In one per protocol analysis of 1059 patients who completed at least 10 Yoga-CaRe sessions, the number of primary endpoint events was almost halved (HR, 0.54, 95% CI, 0.38 – 0.76, logrank P <.001).

Self-assessed quality of life, measured by the mean change in EQ-5D Visual Analog Scale score at 3 months, favored the Yoga-CaRe group significantly over controls (10.7 vs 9.2; P = .002).

Patients practicing yoga were more likely to return to daily activities ( P <.001) and to achieve up to six health states Tes ( P = .04) but were as likely to stop smoking ( P = .11) or to achieve high medical adhesion ( P .52).

Was it a fair comparator?

Invited counselor Vera Bittner, MD, University of Alabama, Birmingham, said that the yoga intervention was well-defined, but that the improved standard care effort had much fewer contacts with the study staff

“This may have affected the quality of life and also the return to previous activities , because we know from heartbeat settings that encouragement from staff can actually play a big part in these measurements, “she said. 19659016] There was also no physical activity in the control arm, which raised the question of whether the observed group differences are yoga-specific and whether similar results could be achieved with a home-run program.

Regarding the generalisability of results, Bittner said it is unclear whether they should translate into MI populations in other settings or to sick patients considering the young age of patients, low proportion of women and low cardiovascular event rates.

Adherence to the yoga intervention by only 53% increases in addition to whether the adhesion would be worse outside the clinical trial setting.

Furthermore, yoga intervention studies must compare the standard in-center or home-based cardiac rehabilitation, “concluded Bittner.
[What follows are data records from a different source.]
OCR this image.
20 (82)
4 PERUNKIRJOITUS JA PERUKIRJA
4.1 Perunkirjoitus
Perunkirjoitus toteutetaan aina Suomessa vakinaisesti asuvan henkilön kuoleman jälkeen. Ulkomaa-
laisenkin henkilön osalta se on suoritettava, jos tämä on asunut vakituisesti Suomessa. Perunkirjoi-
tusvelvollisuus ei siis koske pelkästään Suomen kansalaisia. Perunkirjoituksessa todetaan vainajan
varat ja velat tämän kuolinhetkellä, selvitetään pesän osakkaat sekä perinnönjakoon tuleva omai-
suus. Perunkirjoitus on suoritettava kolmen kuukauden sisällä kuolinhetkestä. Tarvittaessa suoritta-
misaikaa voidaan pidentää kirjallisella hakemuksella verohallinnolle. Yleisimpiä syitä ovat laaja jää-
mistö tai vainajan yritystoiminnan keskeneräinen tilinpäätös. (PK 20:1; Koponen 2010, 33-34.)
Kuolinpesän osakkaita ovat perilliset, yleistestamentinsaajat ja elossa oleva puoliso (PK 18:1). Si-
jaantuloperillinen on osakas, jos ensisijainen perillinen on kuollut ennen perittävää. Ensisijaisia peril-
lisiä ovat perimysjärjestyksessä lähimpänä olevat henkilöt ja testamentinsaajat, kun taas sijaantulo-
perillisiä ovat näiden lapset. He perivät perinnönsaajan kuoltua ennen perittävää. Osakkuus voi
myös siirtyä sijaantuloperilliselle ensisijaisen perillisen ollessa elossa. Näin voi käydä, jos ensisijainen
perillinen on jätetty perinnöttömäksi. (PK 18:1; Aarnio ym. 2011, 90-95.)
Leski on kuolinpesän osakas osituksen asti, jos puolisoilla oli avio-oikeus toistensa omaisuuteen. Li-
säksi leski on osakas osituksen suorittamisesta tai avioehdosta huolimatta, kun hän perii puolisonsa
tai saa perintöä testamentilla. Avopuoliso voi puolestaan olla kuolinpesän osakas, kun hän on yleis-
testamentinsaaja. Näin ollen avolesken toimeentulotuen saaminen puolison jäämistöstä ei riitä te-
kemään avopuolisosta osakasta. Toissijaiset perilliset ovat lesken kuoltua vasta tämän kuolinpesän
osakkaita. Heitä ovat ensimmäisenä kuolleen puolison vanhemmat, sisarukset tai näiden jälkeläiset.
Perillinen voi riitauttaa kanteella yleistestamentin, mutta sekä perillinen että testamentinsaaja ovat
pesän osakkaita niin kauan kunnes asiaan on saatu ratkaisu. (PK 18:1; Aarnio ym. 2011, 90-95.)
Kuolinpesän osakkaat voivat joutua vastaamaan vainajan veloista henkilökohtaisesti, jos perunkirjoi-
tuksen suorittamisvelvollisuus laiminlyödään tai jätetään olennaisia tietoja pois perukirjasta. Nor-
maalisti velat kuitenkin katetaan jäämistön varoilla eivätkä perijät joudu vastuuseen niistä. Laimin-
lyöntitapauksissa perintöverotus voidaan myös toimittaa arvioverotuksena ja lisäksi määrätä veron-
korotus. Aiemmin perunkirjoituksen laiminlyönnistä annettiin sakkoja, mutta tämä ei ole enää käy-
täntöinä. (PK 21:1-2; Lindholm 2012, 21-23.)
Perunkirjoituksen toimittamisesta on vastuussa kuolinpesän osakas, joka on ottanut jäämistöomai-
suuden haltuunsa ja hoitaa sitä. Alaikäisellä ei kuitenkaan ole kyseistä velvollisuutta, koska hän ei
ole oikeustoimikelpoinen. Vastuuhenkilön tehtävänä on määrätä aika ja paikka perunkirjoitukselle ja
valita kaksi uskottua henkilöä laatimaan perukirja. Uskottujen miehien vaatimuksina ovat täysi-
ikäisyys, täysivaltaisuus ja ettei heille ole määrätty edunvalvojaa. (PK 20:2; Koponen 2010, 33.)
“What we missed here is a comparison with our traditional evidence-based protocols of Heartbeat vs Yoga,” past the AHA president Donna Arnett, MSPH, PhD, University of Kentucky College of Public Health, Lexington, | Medscape Cardiology . “Seeing that comparison would be a good next step in this research.”

Heart rehabilitation is one of the best proven programs available to prevent secondary infarction for people in post-MI settings, but is very underutilized, she concluded.

“I think what we need to better understand right now is why we have so low upheaval in our population,” Arnett said. “Perhaps yoga would be less threatening to a post-MI attitude than a heartbeat with traditional methods, but we still need that comparison.”

She said, “In low and middle income countries, this might be a good solution.”

After showing the safety and feasibility of yoga in the post-MI setting, Prabhakaran said they wanted to expand intervention to heart failure. “The heart failure population is growing and a new study in India showed that 50 percent of patients were killed in five years,” he said in an interview.

Whether yoga can be a cheap alternative, rather than just an addition to standard cardiac rehabilitation, he added: “It can replace it, but it would be a hope for a country like the United States, who has many years of experience in cardiac rehabilitation.”

The trial was funded by the Indian Council for Medical Researh (India) and the Medical Research Council (UK). Prabhakaran, Arnett and Vittner reported no relevant conflicts of interest.

American Heart Association (AHA) 2018 scientific sessions. Summary 19546. Presented November 10, 2018.